I have never had a commercial easel in my studio. I have made 4, and all but the first one are in use. In the studio a French easel from plein air and 3 DIYs are in constant use. Since I started on a borrowed French easel, I have come to like my palette right in front of me between the canvas and me. This keeps me further from the canvas helping with the discipline of avoiding a pencil grip and drawing practices such as "licking". The location is great for mixing. This easel was very inexpensive. It has manual adjustments, up and down and angle of attack. It is at a good height for standing while painting but can be lowered for a sitting approach.

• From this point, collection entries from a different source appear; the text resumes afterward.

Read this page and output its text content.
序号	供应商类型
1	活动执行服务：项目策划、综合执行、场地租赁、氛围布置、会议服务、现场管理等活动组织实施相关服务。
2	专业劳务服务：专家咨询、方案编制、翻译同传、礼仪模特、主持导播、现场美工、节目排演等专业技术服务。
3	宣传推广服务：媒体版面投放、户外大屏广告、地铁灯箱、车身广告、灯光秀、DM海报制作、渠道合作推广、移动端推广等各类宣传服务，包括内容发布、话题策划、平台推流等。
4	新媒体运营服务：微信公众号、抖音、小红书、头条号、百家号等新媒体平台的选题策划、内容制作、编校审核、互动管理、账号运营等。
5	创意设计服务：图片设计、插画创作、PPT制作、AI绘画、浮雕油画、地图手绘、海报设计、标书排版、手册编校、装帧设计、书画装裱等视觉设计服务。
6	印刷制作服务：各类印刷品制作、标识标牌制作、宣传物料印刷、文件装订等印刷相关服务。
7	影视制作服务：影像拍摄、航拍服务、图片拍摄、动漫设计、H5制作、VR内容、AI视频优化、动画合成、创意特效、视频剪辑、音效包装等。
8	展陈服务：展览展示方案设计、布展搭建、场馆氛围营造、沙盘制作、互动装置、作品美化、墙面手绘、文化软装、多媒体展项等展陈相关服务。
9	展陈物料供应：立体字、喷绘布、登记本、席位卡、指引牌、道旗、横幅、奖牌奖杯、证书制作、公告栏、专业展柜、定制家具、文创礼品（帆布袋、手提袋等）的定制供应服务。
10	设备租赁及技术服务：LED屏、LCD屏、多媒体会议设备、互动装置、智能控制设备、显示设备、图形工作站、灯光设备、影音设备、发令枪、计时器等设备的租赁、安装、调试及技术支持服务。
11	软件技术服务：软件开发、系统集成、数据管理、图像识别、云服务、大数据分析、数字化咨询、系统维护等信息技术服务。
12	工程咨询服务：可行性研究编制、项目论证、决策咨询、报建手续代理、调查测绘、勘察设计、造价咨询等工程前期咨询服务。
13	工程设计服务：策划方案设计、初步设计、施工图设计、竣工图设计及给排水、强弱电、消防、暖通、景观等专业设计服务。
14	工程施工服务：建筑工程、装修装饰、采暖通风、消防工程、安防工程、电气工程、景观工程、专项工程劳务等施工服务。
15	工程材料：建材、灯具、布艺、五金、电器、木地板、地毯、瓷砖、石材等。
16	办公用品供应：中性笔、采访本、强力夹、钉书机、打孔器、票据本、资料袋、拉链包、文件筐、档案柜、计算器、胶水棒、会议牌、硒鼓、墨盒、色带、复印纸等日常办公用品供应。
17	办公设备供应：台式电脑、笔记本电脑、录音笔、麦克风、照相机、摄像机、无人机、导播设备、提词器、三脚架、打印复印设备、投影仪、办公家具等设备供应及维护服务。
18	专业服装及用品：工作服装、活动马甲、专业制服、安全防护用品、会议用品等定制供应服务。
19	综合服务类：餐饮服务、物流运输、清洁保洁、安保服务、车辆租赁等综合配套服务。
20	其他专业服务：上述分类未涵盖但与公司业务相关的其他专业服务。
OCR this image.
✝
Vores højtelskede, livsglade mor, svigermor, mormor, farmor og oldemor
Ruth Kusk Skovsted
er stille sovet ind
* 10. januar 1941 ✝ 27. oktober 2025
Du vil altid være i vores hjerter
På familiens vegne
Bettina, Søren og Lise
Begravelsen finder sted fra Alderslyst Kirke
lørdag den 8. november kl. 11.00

It will take small canvases (6x8) and moderately large (48x72 or more). Really large go on my garage easel.
Level 8 Easel
Here is the construction technique. The table was rescued from a dark corner of my parents basement. Many memories there. Stripped it and glued it back together. The drawer works. A little musty. Tubes don't seem to mind. The rest is scrap wood. 1x2s and 1x3s form the H frame that is screwed on to a piece across the back of the table using small hinges. The single leg at the back is also hinged. Up the standing outer legs of the H are a set of 3/4" holes. Dowel pins fit the holes and provide up and down adjustment. A piece of scrap hardwood flooring goes across the dowels and the painting sits on a tongue of the hardwood. I treated myself to a piece of baltic birch ply wood for the palette. It sits on the table top. It was treated with two rubbed coats of linseed oil. It is cleaned after each painting session. The can for medium is an empty Tuna tin. Works great.
So how does the easel get its level 8 rating? On the Ruby Rouge scale of 10 for the perfect easel, this easel does not have an automatic mechanism for raising and lowering (I drive a standard), it has no clamp on the upper edge to hold the top of the canvas (I don't have GPS) and it doesn't look pretty. It just works.